An annual question at shooting ranges around the country is "What distance should I zero for?" And the answer is...

The distance that gives you the most flexibility for putting your bullet on target quickly with minimum measuring, guessing, hoping, or missing.

And that’s rarely 100 yards.

THE 100 YARD PROBLEM
The old 100-yard zero is perfect if your longest shooting distance isn’t much beyond that. Otherwise a 100-yard zero wastes your bullet’s trajectory potential. By 200 yards you’re already needing to compensate for bullet drop. To understand this, let’s look at a trajectory that is considered "flat."

I don’t know what you imagine when you hear cartridge XYZ shoots "flat," but when I was a new shooter I assumed it meant the bullet went like a laser to 300 yards or so. That’s flat! But it’s also impossible. Bullets are not light waves. Gravity begins to pull bullets down the instant they leave the muzzle. If you aimed a barrel perfectly in line with a target 100 yards away with the world’s highest B.C. rating at 4,200 fps, it would miss. Oh, it would be close, but it would still fall under the precise point of aim by about an inch.

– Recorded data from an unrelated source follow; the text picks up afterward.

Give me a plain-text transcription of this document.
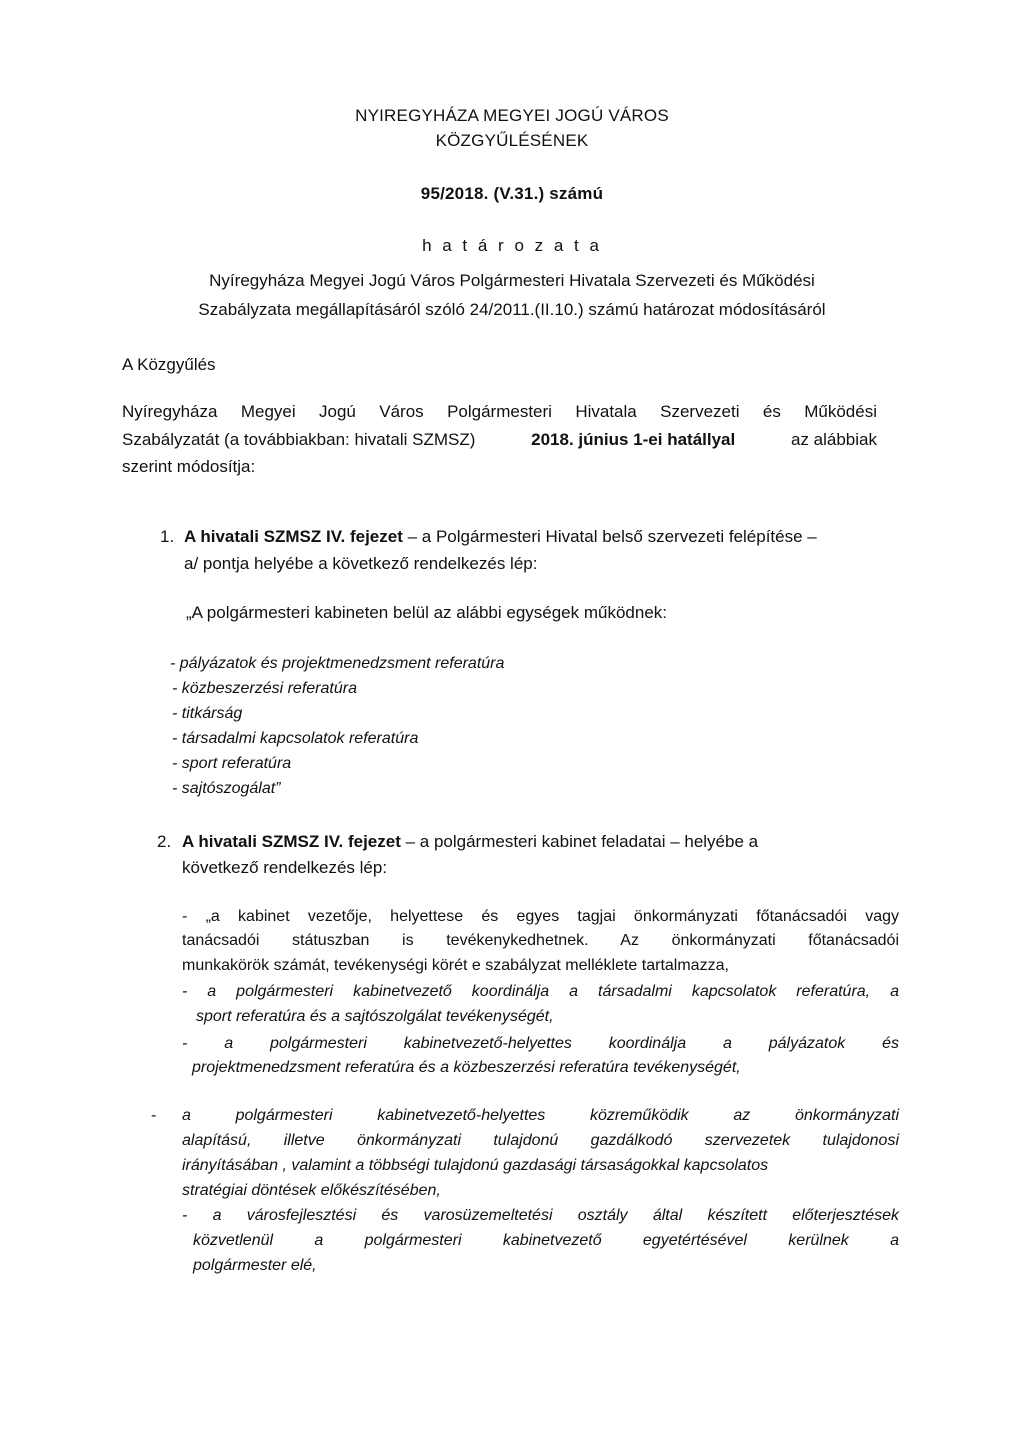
NYIREGYHÁZA MEGYEI JOGÚ VÁROS
KÖZGYŰLÉSÉNEK
95/2018. (V.31.) számú
h a t á r o z a t a
Nyíregyháza Megyei Jogú Város Polgármesteri Hivatala Szervezeti és Működési
Szabályzata megállapításáról szóló 24/2011.(II.10.) számú határozat módosításáról
A Közgyűlés
Nyíregyháza Megyei Jogú Város Polgármesteri Hivatala Szervezeti és Működési
Szabályzatát (a továbbiakban: hivatali SZMSZ)	2018. június 1-ei hatállyal	az alábbiak
szerint módosítja:
1. A hivatali SZMSZ IV. fejezet – a Polgármesteri Hivatal belső szervezeti felépítése –
a/ pontja helyébe a következő rendelkezés lép:
„A polgármesteri kabineten belül az alábbi egységek működnek:
- pályázatok és projektmenedzsment referatúra
- közbeszerzési referatúra
- titkárság
- társadalmi kapcsolatok referatúra
- sport referatúra
- sajtószogálat”
2. A hivatali SZMSZ IV. fejezet – a polgármesteri kabinet feladatai – helyébe a
következő rendelkezés lép:
- „a kabinet vezetője, helyettese és egyes tagjai önkormányzati főtanácsadói vagy
tanácsadói státuszban is tevékenykedhetnek. Az önkormányzati főtanácsadói
munkakörök számát, tevékenységi körét e szabályzat melléklete tartalmazza,
- a polgármesteri kabinetvezető koordinálja a társadalmi kapcsolatok referatúra, a
sport referatúra és a sajtószolgálat tevékenységét,
- a polgármesteri kabinetvezető-helyettes koordinálja a pályázatok és
projektmenedzsment referatúra és a közbeszerzési referatúra tevékenységét,
- a polgármesteri kabinetvezető-helyettes közreműködik az önkormányzati
alapítású, illetve önkormányzati tulajdonú gazdálkodó szervezetek tulajdonosi
irányításában , valamint a többségi tulajdonú gazdasági társaságokkal kapcsolatos
stratégiai döntések előkészítésében,
- a városfejlesztési és varosüzemeltetési osztály által készített előterjesztések
közvetlenül a polgármesteri kabinetvezető egyetértésével kerülnek a
polgármester elé,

An inch is no big deal even if you’re shooting squirrels in the head. But at 150 yards this hyper-velocity bullet would already be down by 2.3 inches. At 200 yards it would be low by 4 inches. Gravity is relentless. Meanwhile, back in our real world where most of us shoot "flat shooting" rifles like .243 Win., .270 Win., 7mm Rem. Mag., and the more recent 6mm Creedmoor, 27 Nosler, and 7mm Remington Ultra Magnum, the drops are even greater. We won’t even bother with the .30/30 or .45/70.